What does an alcoholic seizure feel like?
A seizure related to alcohol may make a person feel like they are losing consciousness and slowly waking up from it. If they maintain consciousness during a seizure, they may undergo uncontrolled, repetitive movements of different body parts. Sometimes, an individual may feel an “aura” or certain unusual taste, smell, sound, or vision change, alarming them that a seizure is about to happen.
What can I do if someone experiences a seizure during alcohol withdrawal?
If someone around you experiences a seizure as a part of alcohol withdrawal symptoms, make the surroundings safe for them by removing anything that may potentially hurt them during the attack. Avoid touching or holding the person during the seizure and call the local medical emergency services as soon as possible, even if the person has stopped seizing. Make the person lie on their side to ensure that their airway is clear, and they do not choke on their saliva or vomit, and remain beside them until help arrives.
What will happen if I mix my seizure medication with alcohol?
Alcohol carries the potential to enhance the side effects of certain anti-seizure medications, such as dizziness and drowsiness. It can also impact how the body absorbs some of these medications and may affect their efficacy, putting a person at risk of seizures. Hence, experts strictly advise against mixing anti-seizure medication and alcohol.
How long after quitting alcohol can I expect a seizure?
For some people, alcohol withdrawal seizures begin within hours after the last drink, while others may not experience it for several days after stopping alcohol or starting a detox process. The timeframe varies for different people, but most people normally experience it within the first 72 hours.
Is it safe for an epileptic person to drink?
Because a person diagnosed with epilepsy is already at a very high risk of seizures, they must proceed cautiously and always discuss their case with a doctor familiar with their condition before drinking alcohol.

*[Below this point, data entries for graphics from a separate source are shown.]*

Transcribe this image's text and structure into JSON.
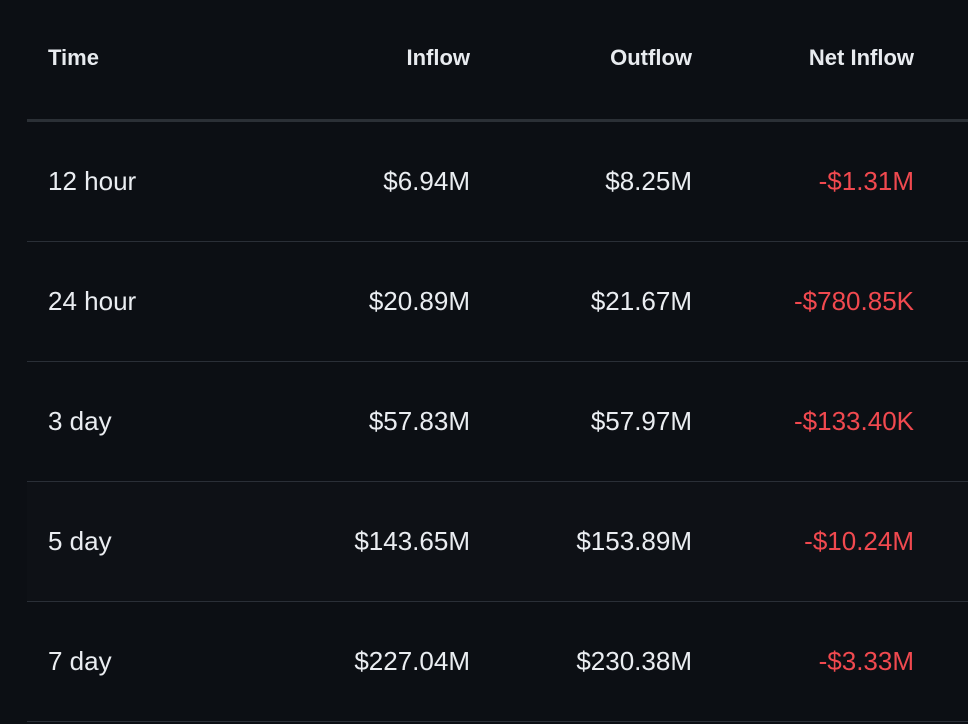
{
  "colors": {
    "background": "#0c0f14",
    "text": "#eaedf1",
    "negative": "#f1494f",
    "divider": "#2a2f37"
  },
  "table": {
    "headers": {
      "time": "Time",
      "inflow": "Inflow",
      "outflow": "Outflow",
      "net_inflow": "Net Inflow"
    },
    "rows": [
      {
        "time": "12 hour",
        "inflow": "$6.94M",
        "outflow": "$8.25M",
        "net_inflow": "-$1.31M"
      },
      {
        "time": "24 hour",
        "inflow": "$20.89M",
        "outflow": "$21.67M",
        "net_inflow": "-$780.85K"
      },
      {
        "time": "3 day",
        "inflow": "$57.83M",
        "outflow": "$57.97M",
        "net_inflow": "-$133.40K"
      },
      {
        "time": "5 day",
        "inflow": "$143.65M",
        "outflow": "$153.89M",
        "net_inflow": "-$10.24M"
      },
      {
        "time": "7 day",
        "inflow": "$227.04M",
        "outflow": "$230.38M",
        "net_inflow": "-$3.33M"
      }
    ]
  }
}
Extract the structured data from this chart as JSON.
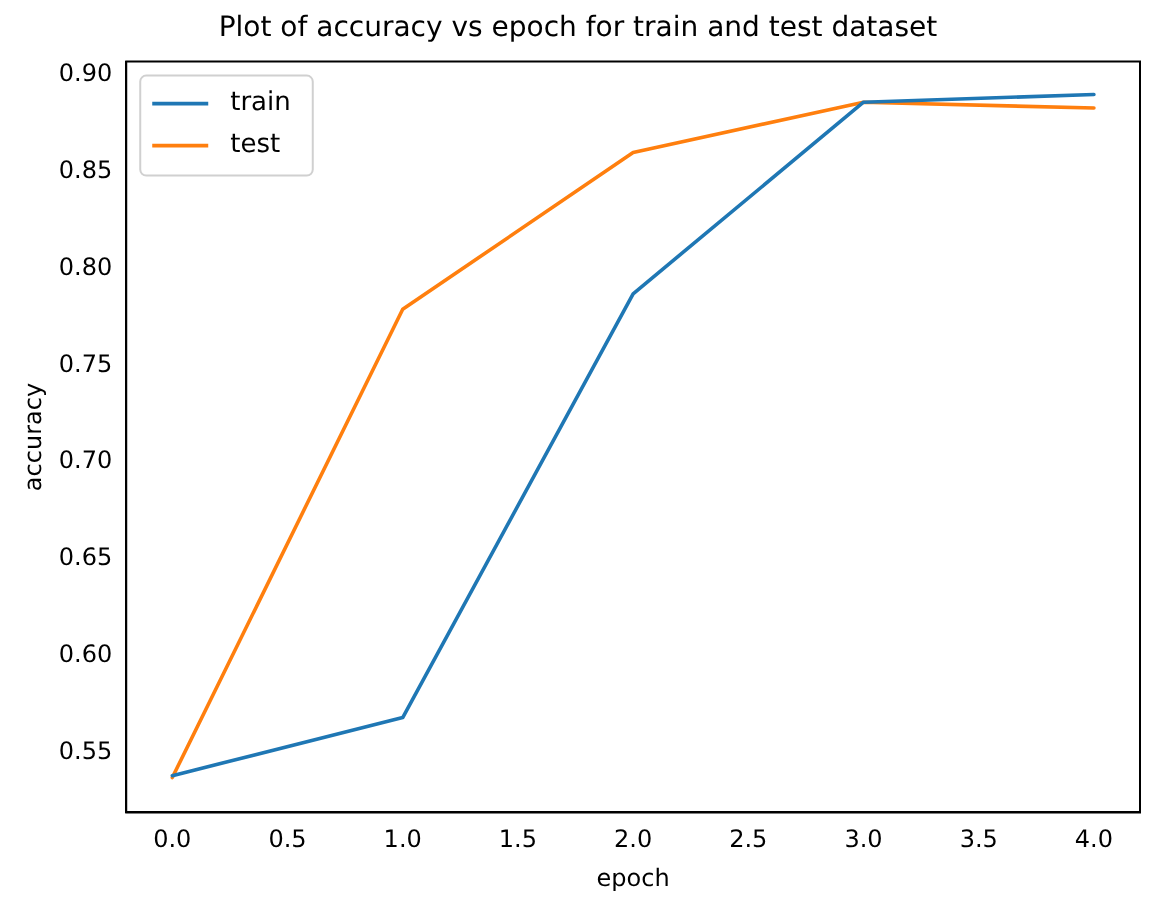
{
  "chart_data": {
    "type": "line",
    "title": "Plot of accuracy vs epoch for train and test dataset",
    "xlabel": "epoch",
    "ylabel": "accuracy",
    "x": [
      0,
      1,
      2,
      3,
      4
    ],
    "series": [
      {
        "name": "train",
        "color": "#1f77b4",
        "values": [
          0.538,
          0.568,
          0.787,
          0.886,
          0.89
        ]
      },
      {
        "name": "test",
        "color": "#ff7f0e",
        "values": [
          0.537,
          0.779,
          0.86,
          0.886,
          0.883
        ]
      }
    ],
    "xlim": [
      -0.2,
      4.2
    ],
    "xticks": [
      {
        "value": 0,
        "label": "0.0"
      },
      0.5,
      {
        "value": 1,
        "label": "1.0"
      },
      1.5,
      {
        "value": 2,
        "label": "2.0"
      },
      2.5,
      {
        "value": 3,
        "label": "3.0"
      },
      3.5,
      {
        "value": 4,
        "label": "4.0"
      }
    ],
    "ylim": [
      0.519,
      0.907
    ],
    "yticks": [
      0.55,
      {
        "value": 0.6,
        "label": "0.60"
      },
      0.65,
      {
        "value": 0.7,
        "label": "0.70"
      },
      0.75,
      {
        "value": 0.8,
        "label": "0.80"
      },
      0.85,
      {
        "value": 0.9,
        "label": "0.90"
      }
    ],
    "legend": "top left",
    "grid": false,
    "marker": "none",
    "line_style": "solid"
  }
}
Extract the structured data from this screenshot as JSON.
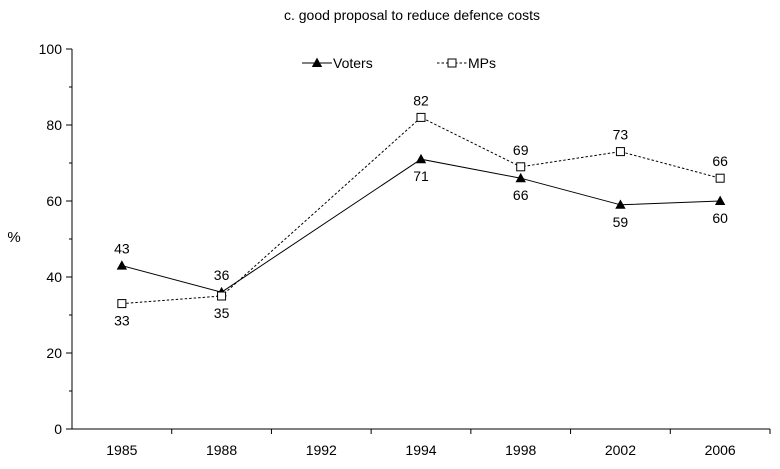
{
  "chart_data": {
    "type": "line",
    "title": "c.  good proposal to reduce defence costs",
    "ylabel": "%",
    "xlabel": "",
    "categories": [
      "1985",
      "1988",
      "1992",
      "1994",
      "1998",
      "2002",
      "2006"
    ],
    "ylim": [
      0,
      100
    ],
    "yticks": [
      0,
      20,
      40,
      60,
      80,
      100
    ],
    "grid": false,
    "legend_position": "top",
    "series": [
      {
        "name": "Voters",
        "marker": "filled-triangle",
        "line_style": "solid",
        "color": "#000000",
        "values": [
          43,
          36,
          null,
          71,
          66,
          59,
          60
        ],
        "labels": [
          "43",
          "36",
          null,
          "71",
          "66",
          "59",
          "60"
        ]
      },
      {
        "name": "MPs",
        "marker": "open-square",
        "line_style": "dotted",
        "color": "#000000",
        "values": [
          33,
          35,
          null,
          82,
          69,
          73,
          66
        ],
        "labels": [
          "33",
          "35",
          null,
          "82",
          "69",
          "73",
          "66"
        ]
      }
    ]
  }
}
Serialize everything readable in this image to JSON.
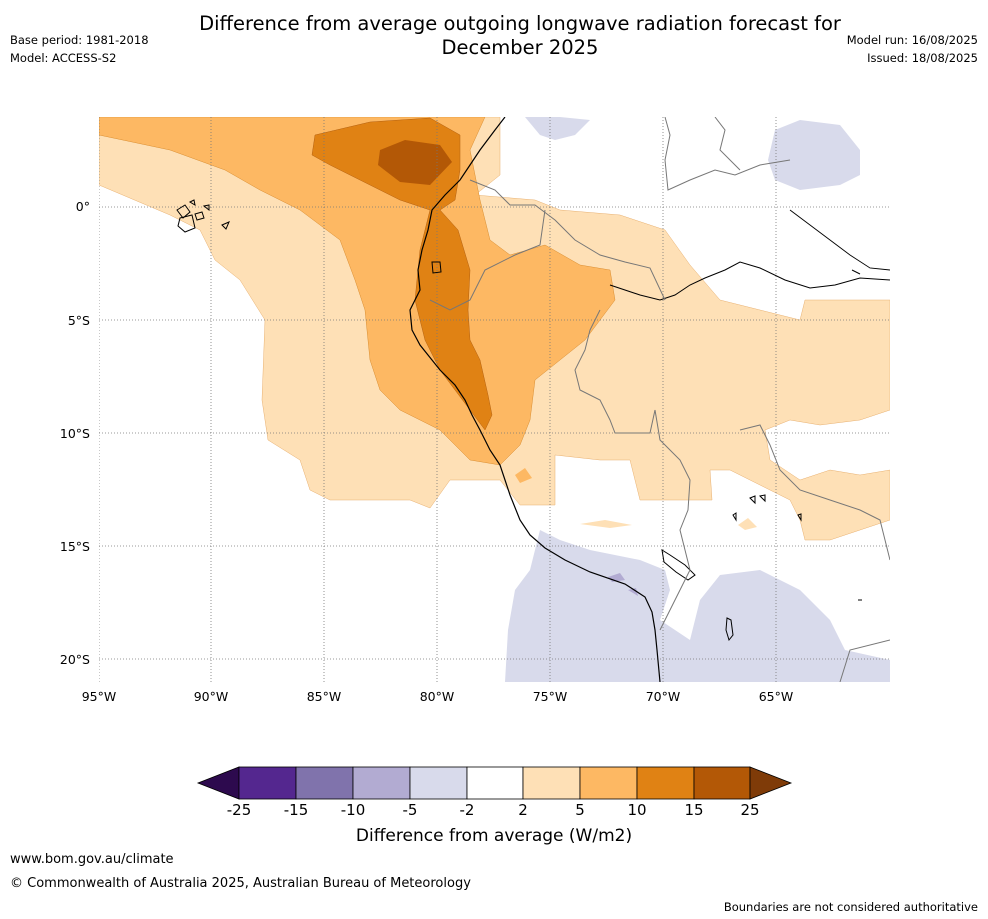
{
  "title": "Difference from average outgoing longwave radiation forecast for December 2025",
  "base_period": "Base period: 1981-2018",
  "model": "Model: ACCESS-S2",
  "model_run": "Model run: 16/08/2025",
  "issued": "Issued: 18/08/2025",
  "map": {
    "lat_labels": [
      "0°",
      "5°S",
      "10°S",
      "15°S",
      "20°S"
    ],
    "lon_labels": [
      "95°W",
      "90°W",
      "85°W",
      "80°W",
      "75°W",
      "70°W",
      "65°W"
    ]
  },
  "colorbar": {
    "title": "Difference from average (W/m2)",
    "ticks": [
      "-25",
      "-15",
      "-10",
      "-5",
      "-2",
      "2",
      "5",
      "10",
      "15",
      "25"
    ],
    "colors": [
      "#2d0a4e",
      "#54278f",
      "#8073ac",
      "#b2abd2",
      "#d8daeb",
      "#ffffff",
      "#fee0b6",
      "#fdb863",
      "#e08214",
      "#b35806",
      "#7f3b08"
    ]
  },
  "footer": {
    "url": "www.bom.gov.au/climate",
    "copyright": "© Commonwealth of Australia 2025, Australian Bureau of Meteorology",
    "disclaimer": "Boundaries are not considered authoritative"
  }
}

What can trigger a seizure?
A simple seizure can have multiple triggers in a vulnerable person, such as flashing lights with continuous on-and-off patterns. However, a person whose seizure is secondary to alcohol abuse or withdrawal may not necessarily need any other trigger other than stopping or overconsuming alcohol.
Are alcoholic seizures dangerous? Can you die from it?
According to experts, seizures on their own are usually not fatal. However, the sudden, jerky movements they cause can make a person fall and acquire potentially life-threatening injuries, including an head injury. Additionally, if a seizure fails to cease or happens multiple times in a row, it may permanently injure the brain, proving life-threatening at a point. Many people lose control over their swallowing mechanism during an ongoing seizure, leading to inhalation of the vomitus and causing life-threatening infections and complications. Lastly, alcohol abuse remains one of the biggest risk factors for status epilepticus, a medical emergency that potentially leads to long-term brain damage or death.